Dr. Arthur Caplan, director of the Division of Medical Ethics at New York University’s Langone Medical Center, who’s also part of the NYU Working Group on Compassionate Use and Pre-Approval Access, told reporters in late August: “It’s fair to say we haven’t yet found a case where right to try laws have facilitated access to anything.”
Caplan and several others also previously wrote in Health Affairs that although the “laws have created an expectation that terminally ill patients will be able to quickly access potentially life-saving treatments by being exempted” from FDA rules, “this expectation is, quite simply, false.
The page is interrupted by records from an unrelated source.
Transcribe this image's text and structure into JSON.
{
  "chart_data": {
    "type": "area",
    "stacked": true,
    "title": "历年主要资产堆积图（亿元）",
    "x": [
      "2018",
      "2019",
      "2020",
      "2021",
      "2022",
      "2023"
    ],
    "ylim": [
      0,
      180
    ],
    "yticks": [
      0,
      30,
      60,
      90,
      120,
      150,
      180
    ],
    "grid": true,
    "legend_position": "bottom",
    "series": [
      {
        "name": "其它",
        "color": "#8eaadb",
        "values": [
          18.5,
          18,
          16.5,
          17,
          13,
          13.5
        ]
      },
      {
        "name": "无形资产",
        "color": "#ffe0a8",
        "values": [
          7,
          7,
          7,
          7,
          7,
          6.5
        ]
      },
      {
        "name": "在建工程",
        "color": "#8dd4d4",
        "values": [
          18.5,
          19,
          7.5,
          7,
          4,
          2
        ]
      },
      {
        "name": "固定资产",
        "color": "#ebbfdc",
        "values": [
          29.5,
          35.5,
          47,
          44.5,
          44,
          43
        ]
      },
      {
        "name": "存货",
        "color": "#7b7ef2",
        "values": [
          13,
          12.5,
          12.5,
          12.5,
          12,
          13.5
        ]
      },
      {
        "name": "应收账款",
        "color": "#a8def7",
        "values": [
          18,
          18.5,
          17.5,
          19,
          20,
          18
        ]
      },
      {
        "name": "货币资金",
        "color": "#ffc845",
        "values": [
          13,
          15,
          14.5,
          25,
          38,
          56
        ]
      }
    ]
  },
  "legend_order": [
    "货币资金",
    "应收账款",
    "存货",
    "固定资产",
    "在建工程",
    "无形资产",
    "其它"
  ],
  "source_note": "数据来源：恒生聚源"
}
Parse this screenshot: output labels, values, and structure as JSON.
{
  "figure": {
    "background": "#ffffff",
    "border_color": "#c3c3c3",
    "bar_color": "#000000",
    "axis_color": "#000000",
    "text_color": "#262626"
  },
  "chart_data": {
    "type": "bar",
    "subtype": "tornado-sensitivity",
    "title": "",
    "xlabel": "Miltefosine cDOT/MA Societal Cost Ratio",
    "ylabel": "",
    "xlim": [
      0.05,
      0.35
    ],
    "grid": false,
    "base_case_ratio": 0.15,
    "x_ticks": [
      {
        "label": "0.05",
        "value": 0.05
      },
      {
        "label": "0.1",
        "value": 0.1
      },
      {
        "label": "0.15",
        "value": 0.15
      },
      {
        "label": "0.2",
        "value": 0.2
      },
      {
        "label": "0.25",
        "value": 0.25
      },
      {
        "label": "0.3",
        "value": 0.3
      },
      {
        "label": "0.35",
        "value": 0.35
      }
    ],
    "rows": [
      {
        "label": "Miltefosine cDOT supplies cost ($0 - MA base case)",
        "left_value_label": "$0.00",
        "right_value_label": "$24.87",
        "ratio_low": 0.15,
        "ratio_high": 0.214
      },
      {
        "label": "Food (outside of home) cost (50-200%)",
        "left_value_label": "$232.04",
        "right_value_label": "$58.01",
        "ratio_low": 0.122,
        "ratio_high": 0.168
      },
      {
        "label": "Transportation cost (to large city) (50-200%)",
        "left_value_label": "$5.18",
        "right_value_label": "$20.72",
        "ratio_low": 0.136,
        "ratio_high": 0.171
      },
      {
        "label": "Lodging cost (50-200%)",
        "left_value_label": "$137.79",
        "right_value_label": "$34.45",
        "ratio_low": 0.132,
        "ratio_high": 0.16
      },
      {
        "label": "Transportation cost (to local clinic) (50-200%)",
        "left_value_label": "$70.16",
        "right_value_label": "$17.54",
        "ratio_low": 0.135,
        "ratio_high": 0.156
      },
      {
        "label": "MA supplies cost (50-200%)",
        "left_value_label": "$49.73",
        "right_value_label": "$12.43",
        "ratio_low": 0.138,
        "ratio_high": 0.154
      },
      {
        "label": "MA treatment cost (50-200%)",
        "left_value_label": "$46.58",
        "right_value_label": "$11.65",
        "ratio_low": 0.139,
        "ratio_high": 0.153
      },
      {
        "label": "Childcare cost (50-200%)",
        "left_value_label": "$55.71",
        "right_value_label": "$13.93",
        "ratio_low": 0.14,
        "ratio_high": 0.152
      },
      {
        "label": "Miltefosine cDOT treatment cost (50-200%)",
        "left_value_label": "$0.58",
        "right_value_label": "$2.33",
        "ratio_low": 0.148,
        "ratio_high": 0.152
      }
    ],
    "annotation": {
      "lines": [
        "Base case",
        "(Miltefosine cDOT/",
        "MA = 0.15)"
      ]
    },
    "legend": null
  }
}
“Putting aside the invalidity of RTT laws [because of federal law preempting state law] and the false hope they create, these laws also fail to address more fundamental health and safety issues. RTT laws seek to grant vulnerable patients access to unproven and potentially harmful drugs or other medical products without any expert safeguards, such as scientific or ethical review by an Institutional Review Board or similar body,” Caplan and others wrote.
Exactly.
Right-to-try laws sound on the surface to be compassionate and reasonable. They are nothing of the sort. Unfortunately, it’s not at all a given that Gov. Brown’s veto will stand. The bill passed the California Senate by a vote of 40-0 (even the normally science-based Senator Arthur Pan, co-author of SB 277, voted for it) and the Assembly by a vote of 76-2. Not surprisingly, its supporters are already lobbying the legislature to override Gov. Brown’s veto. It wouldn’t surprise me if they succeed, but I hope that they don’t. Either way, Gov. Brown has shown us that it is possible to say no to this onrushing madness.